The Lincoln Highway by Amor Towles
In June 1954, the warden of the juvenile work farm where Emmett Watson, then 18 years old, had recently completed a fifteen-month sentence for involuntary homicide, drove him back to Nebraska. Emmett plans to travel to California with his brother Billy, age 8, so they can begin a new life there after losing their mother and father, respectively, and the family farm to bank foreclosure. Nevertheless, as the warden pulls away, Emmett notices that two of his work-farm friends had snuck inside the car’s trunk. They have come up with a completely new strategy for Emmett’s future, one that will send them all on a perilous voyage in the opposite direction—to the City of New York.
The Lincoln Highway by Amor Towles
209 used from $3.31
Free shipping
The Watson brothers, Emmett, who was 18 at the time, and Billy, his younger brother, were the two main characters in this work of fiction. It was June 1954, and the setting was a bankrupt farm in rural Nebraska. After Emmett’s father passed away from cancer, the decision was made to let him go so that he could go back home and take care of his younger brother. Emmett had been serving a sentence at a boy’s reformatory for his role in the inadvertent death of a neighbourhood bully. While the bank was putting together the paperwork to foreclose on the family home, Billy had been staying with neighbours while he awaited his brother’s arrival. The Watsons’ friend Sally, who is 19 years old, and her father were the next-door neighbours.
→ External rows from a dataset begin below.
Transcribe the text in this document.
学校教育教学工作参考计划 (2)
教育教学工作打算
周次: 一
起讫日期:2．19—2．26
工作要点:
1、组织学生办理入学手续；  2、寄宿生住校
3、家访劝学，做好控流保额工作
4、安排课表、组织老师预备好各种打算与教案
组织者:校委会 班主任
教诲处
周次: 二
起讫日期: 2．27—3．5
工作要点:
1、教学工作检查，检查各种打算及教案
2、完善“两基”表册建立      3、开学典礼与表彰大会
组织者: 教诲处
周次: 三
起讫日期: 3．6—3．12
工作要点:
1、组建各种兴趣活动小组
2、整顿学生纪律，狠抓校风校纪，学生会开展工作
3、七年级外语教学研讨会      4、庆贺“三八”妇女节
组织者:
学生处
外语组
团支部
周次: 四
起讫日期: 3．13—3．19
Sally was quite direct to the point of being resentful of her lot in life, which seemed to be caring for her father until another guy for her to care for would appear. But, she loved Billy with the ferocity of a mother hen guarding her sole chick. Emmett, who had been completing his time on a farm in Salina, Kansas, was being taken back to Nebraska by the reformatory warden when the narrative began.
Emmett intended to pick up his brother, spend one or two more days in the farmhouse, and then travel to Texas with Billy where he planned to make a fortune through the purchase, renovation, and sale of homes, all of which would be financed by the $3,000 secret nest egg that their father had hidden from the bank’s creditors. Billy, however, had other plans. A stash of mother-written postcards that their father had hidden from the boys after she left the household several years prior had been discovered by him. The cards’ postmarks and comments revealed that their mother had left the family and was on her way to California along the Lincoln Highway, the country’s first transcontinental paved thoroughfare.
(The Lincoln Highway connected Lincoln Park in San Francisco to Times Square in New York City. The farm of the Watsons was about halfway along the road.) Billy, who was only a newborn when their mother departed, however, was more interested in reuniting with her than Emmett. Finally, he persuaded Emmett that California was expanding more quickly than Texas and would be a better location for his home improvement plans.
But as the warden and Emmett were getting ready to leave Salina and go for Nebraska, Duchess and Woolly, two other young men who were serving time at the prison in Salina with Emmett, showed up at the Watson’s farm after having stowed away in the trunk of the warden’s car. As the itinerant vaudeville performer’s kid, Duchess spent much of his childhood travelling in and around New York City.
Woolly was the child of a wealthy New York family. Duchess, a seductive manipulator and planner, asked Emmett to take them to New York so Woolly could access a sum of money (in this case, $150,000) that his grandfather had placed in the family safe as a “trust fund.” They would divide the trust three ways if Emmett drove them, and Emmett would be well on his way to becoming a significant homebuilder in California.
Emmett, who believed he was considerably more intelligent than the other two former reformatory inmates, initially declined, but he ultimately consented to make the extra effort to drive the escapees to Omaha’s railway station so they could catch a train for New York City. The Watson brothers were left stranded in rural Nebraska by Duchess and Woolly as they left for New York as they were travelling to Omaha. Emmett had managed to divert himself from another of Duchess’s follies long enough for Duchess to “steal” his car.
Sally responded to Emmett’s call and drove them to the Omaha railway station, where Emmett planned to board a train and travel to New York City to retrieve his automobile. But, Emmett discovered his money, the nest egg of $3,000, after Sally left them at the train station. It was still in his car’s trunk, hidden beneath the spare tire. He identified an express freight train travelling to New York City after doing some thorough investigation, and he and Billy hid in a boxcar.
From there, Emmett and Billy Watson set out on a journey that was filled with unique experiences and run-ins with people who were eerily similar to those Huck and Jim encountered when paddling their raft down the Mississippi in a bygone period.
The Lincoln Highway is a character-driven drama that moves forward thanks to the narrators of each significant character. Readers can have a more complete understanding of what is actually happening because of the way it is presented, which also heightens the story’s suspense.